I didn’t make a connection between this holiday and the people in my family. I knew that my Dad served in World War II in the China Burma India campaign as a radio control tower man. His dad, my Grandfather, served in World War I in the American Expeditionary Force. Once I saw a plaque on the wall in my Grampa’s apartment. It listed the names of eight places, Verdun, Mort Homme, the Somme --battlefields and nearby field hospitals. The horses he is pictured with might have pulled the ambulances to carry wounded and dead soldiers. Neither my Dad nor my Grampa talked much about their war-time experiences and I don’t remember my family going to any special remembrance gatherings, solemn services at cemeteries with flags, wreaths on Memorial Day. These were things I saw on TV for a few moments during newscasts.

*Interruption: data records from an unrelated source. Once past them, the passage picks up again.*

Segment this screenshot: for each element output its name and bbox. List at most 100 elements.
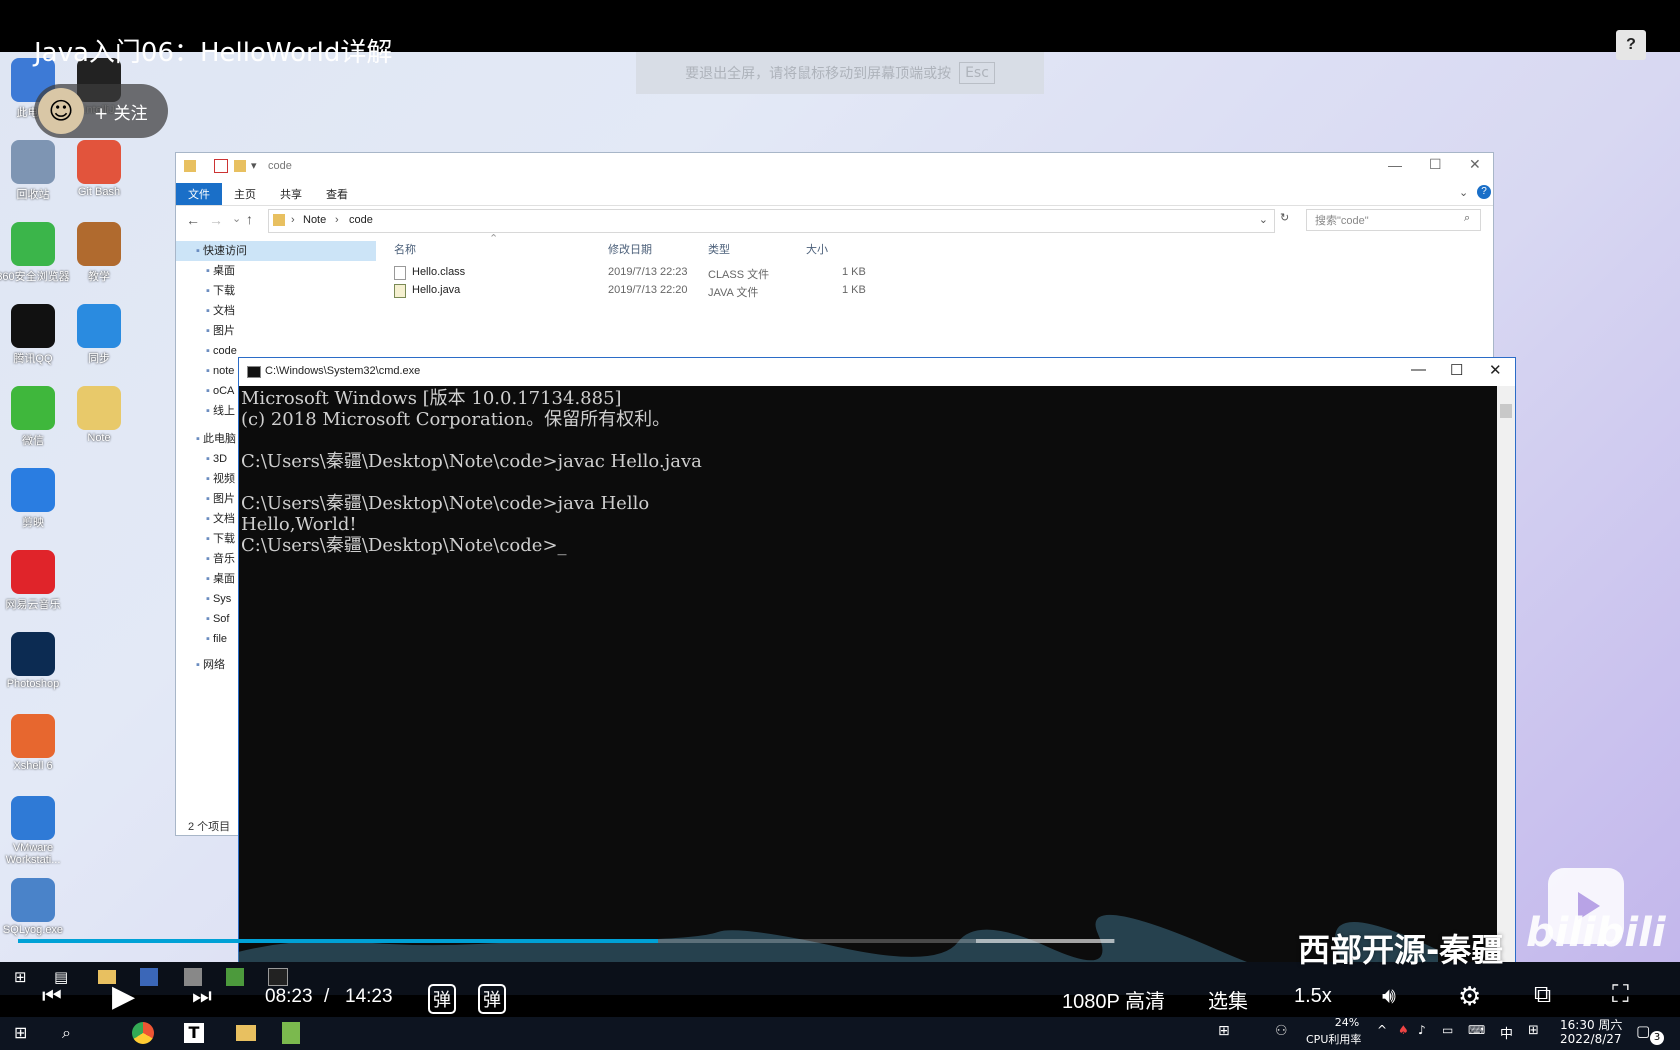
- nav-item[interactable]: ▪ 网络: [196, 655, 225, 675]
- file-explorer-task-icon[interactable]: [236, 1025, 256, 1041]
- file-row[interactable]: Hello.class 2019/7/13 22:23 CLASS 文件 1 K…: [394, 265, 874, 283]
- properties-icon[interactable]: [214, 159, 228, 173]
- nav-item[interactable]: ▪ 快速访问: [196, 241, 247, 261]
- nav-item[interactable]: ▪ 此电脑: [196, 429, 236, 449]
- tray-expand-icon[interactable]: ^: [1377, 1023, 1387, 1037]
- follow-button[interactable]: + 关注: [94, 99, 148, 124]
- desktop-icon[interactable]: Xshell 6: [0, 714, 70, 772]
- play-icon[interactable]: ▶: [112, 979, 135, 1014]
- nav-item[interactable]: ▪ 图片: [206, 321, 235, 341]
- maximize-icon[interactable]: ☐: [1450, 361, 1463, 379]
- desktop-icon[interactable]: 腾讯QQ: [0, 304, 70, 366]
- tray-keyboard-icon[interactable]: ⌨: [1468, 1023, 1485, 1037]
- desktop-icon[interactable]: VMware Workstati...: [0, 796, 70, 866]
- nav-item[interactable]: ▪ 下载: [206, 281, 235, 301]
- settings-gear-icon[interactable]: ⚙: [1458, 981, 1481, 1012]
- nav-item[interactable]: ▪ Sof: [206, 609, 229, 629]
- fullscreen-exit-icon[interactable]: ⛶: [1612, 981, 1629, 1009]
- desktop-icon[interactable]: 剪映: [0, 468, 70, 530]
- nav-item[interactable]: ▪ 图片: [206, 489, 235, 509]
- desktop-icon[interactable]: 教学: [62, 222, 136, 284]
- quick-access-dropdown-icon[interactable]: ▾: [251, 159, 257, 172]
- input-method-icon[interactable]: ⊞: [1218, 1023, 1230, 1039]
- desktop-icon[interactable]: 网易云音乐: [0, 550, 70, 612]
- nav-item[interactable]: ▪ code: [206, 341, 237, 361]
- volume-icon[interactable]: 🔊︎: [1382, 983, 1396, 1009]
- refresh-icon[interactable]: ↻: [1280, 211, 1289, 224]
- nav-item[interactable]: ▪ 音乐: [206, 549, 235, 569]
- next-icon[interactable]: ⏭: [192, 983, 212, 1009]
- ribbon-expand-icon[interactable]: ⌄: [1459, 186, 1468, 199]
- minimize-icon[interactable]: —: [1411, 361, 1426, 378]
- column-header-name[interactable]: 名称: [394, 241, 416, 257]
- nav-item[interactable]: ▪ 桌面: [206, 261, 235, 281]
- clock-date[interactable]: 2022/8/27: [1560, 1032, 1622, 1046]
- back-arrow-icon[interactable]: ←: [186, 212, 200, 228]
- notepadpp-task-icon[interactable]: [282, 1022, 300, 1044]
- chrome-task-icon[interactable]: [132, 1022, 154, 1044]
- desktop-icon[interactable]: 回收站: [0, 140, 70, 202]
- quality-selector[interactable]: 1080P 高清: [1062, 985, 1165, 1014]
- nav-item[interactable]: ▪ 文档: [206, 509, 235, 529]
- ribbon-tab-view[interactable]: 查看: [314, 183, 360, 205]
- ribbon-tab-share[interactable]: 共享: [268, 183, 314, 205]
- danmaku-toggle-icon[interactable]: 弹: [428, 984, 456, 1014]
- tray-app-icon[interactable]: ♠: [1398, 1023, 1409, 1037]
- typora-task-icon[interactable]: T: [184, 1023, 204, 1043]
- nav-item[interactable]: ▪ 桌面: [206, 569, 235, 589]
- progress-fill[interactable]: [18, 939, 658, 943]
- desktop-icon[interactable]: Photoshop: [0, 632, 70, 690]
- address-dropdown-icon[interactable]: ⌄: [1259, 213, 1268, 226]
- cmd-scrollbar[interactable]: [1497, 386, 1515, 962]
- start-icon[interactable]: ⊞: [14, 1023, 27, 1042]
- desktop-icon[interactable]: 360安全浏览器: [0, 222, 70, 284]
- tray-volume-icon[interactable]: ♪: [1418, 1023, 1426, 1037]
- nav-item[interactable]: ▪ oCA: [206, 381, 234, 401]
- breadcrumb-code[interactable]: code: [349, 214, 373, 226]
- ribbon-tab-home[interactable]: 主页: [222, 183, 268, 205]
- nav-item[interactable]: ▪ 视频: [206, 469, 235, 489]
- maximize-icon[interactable]: ☐: [1429, 156, 1442, 173]
- close-icon[interactable]: ✕: [1469, 156, 1481, 173]
- ime-indicator[interactable]: 中: [1500, 1023, 1513, 1042]
- ribbon-tab-file[interactable]: 文件: [176, 183, 222, 205]
- scroll-thumb[interactable]: [1500, 404, 1512, 418]
- nav-item[interactable]: ▪ note: [206, 361, 234, 381]
- cmd-output[interactable]: Microsoft Windows [版本 10.0.17134.885] (c…: [241, 388, 1495, 962]
- breadcrumb-note[interactable]: Note: [303, 214, 326, 226]
- minimize-icon[interactable]: —: [1388, 157, 1402, 173]
- close-icon[interactable]: ✕: [1489, 361, 1502, 379]
- address-bar[interactable]: › Note › code ⌄: [268, 209, 1275, 233]
- desktop-icon[interactable]: SQLyog.exe: [0, 878, 70, 936]
- nav-item[interactable]: ▪ file: [206, 629, 227, 649]
- pip-icon[interactable]: ⧉: [1534, 981, 1551, 1009]
- nav-item[interactable]: ▪ 文档: [206, 301, 235, 321]
- previous-icon[interactable]: ⏮: [42, 983, 62, 1009]
- ime-mode-icon[interactable]: ⊞: [1528, 1023, 1539, 1038]
- nav-item[interactable]: ▪ 3D: [206, 449, 227, 469]
- recent-dropdown-icon[interactable]: ⌄: [232, 212, 241, 225]
- episodes-button[interactable]: 选集: [1208, 985, 1248, 1014]
- tray-network-icon[interactable]: ▭: [1442, 1023, 1453, 1037]
- desktop-icon[interactable]: Note: [62, 386, 136, 444]
- new-folder-icon[interactable]: [234, 160, 246, 172]
- column-header-date[interactable]: 修改日期: [608, 241, 652, 257]
- speed-selector[interactable]: 1.5x: [1294, 985, 1332, 1008]
- up-arrow-icon[interactable]: ↑: [246, 211, 253, 227]
- danmaku-settings-icon[interactable]: 弹: [478, 984, 506, 1014]
- column-header-type[interactable]: 类型: [708, 241, 730, 257]
- nav-item[interactable]: ▪ 线上: [206, 401, 235, 421]
- file-row[interactable]: Hello.java 2019/7/13 22:20 JAVA 文件 1 KB: [394, 283, 874, 301]
- search-input[interactable]: 搜索"code": [1306, 209, 1481, 231]
- desktop-icon[interactable]: Git Bash: [62, 140, 136, 198]
- uploader-follow[interactable]: ☺ + 关注: [34, 84, 168, 138]
- help-icon[interactable]: ?: [1477, 185, 1491, 199]
- desktop-icon[interactable]: 微信: [0, 386, 70, 448]
- forward-arrow-icon[interactable]: →: [209, 212, 223, 228]
- nav-item[interactable]: ▪ 下载: [206, 529, 235, 549]
- desktop-icon[interactable]: 同步: [62, 304, 136, 366]
- nav-item[interactable]: ▪ Sys: [206, 589, 231, 609]
- clock-time[interactable]: 16:30 周六: [1560, 1016, 1622, 1033]
- search-icon[interactable]: ⌕: [62, 1023, 71, 1043]
- people-icon[interactable]: ⚇: [1275, 1023, 1288, 1039]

Between my growing up years and now I’ve come to understand the importance and deep meaning of Memorial Day. Over these many years I’ve realized that even though I am not technically from a military family where the men make a career of service and the family lives on base, generations of my family have served in the military, different branches, different wars, although not all combat-related assignments, essential nonetheless.
My husband who survived his three tours in Viet Nam knows many of the men whose names are now marked on the black granite wall in Washington D.C. Names of men who gave the last full measure at Dak To, Cu Chi, Lang Vei, Khe Sahn.
Our son, Matt, did not survive his Iraq war experience, a PTSD fatality, carrying what is sometimes called the invisible wounds of war. Matt was thrilled and proud to enlist, to earn his Jump Wings and his CIB (Combat Infantryman’s Badge), to be a part of the storied 82nd Airborne Division, like his dad before him. He bragged about becoming “all he was meant to be…” like the Army slogan in his letters home from the early weeks in Basic Training. His letters from Iraq were often dark and he talked about how he had changed.
It took my son’s death for me to truly understand the enormous weight of military service, its toll, not only on the service member, but their family as well. Over the past few years I have had the privilege of service as a board member for the National Veterans Art Museum (NVAM). Over 2500 works of art by veterans are in the collection and NVAM offers programs for the community, for students, for families, for service members and veterans. NVAM’s dedication to veteran artists, and their creative expression is inspiring. The current Covid-19 constraints will no doubt prevent many traditional Memorial gatherings and events. NVAM provides and opportunity for people to reflect, to engage and to express appreciation.
Memorial Day is now a very personal day, a day of remembrance, a day of reflection a day that is set aside to pay tribute in ways that bring comfort but also –at least this is my hope- a day that calls everyone in this country to recognize and appreciate what it is we ask of those who serve—so that all of us can live in freedom in this great country.
My invitation to you, is to think about the veterans and service members in your circle of friends and family….and consider making NVAM a part of your Memorial Day reflection this year.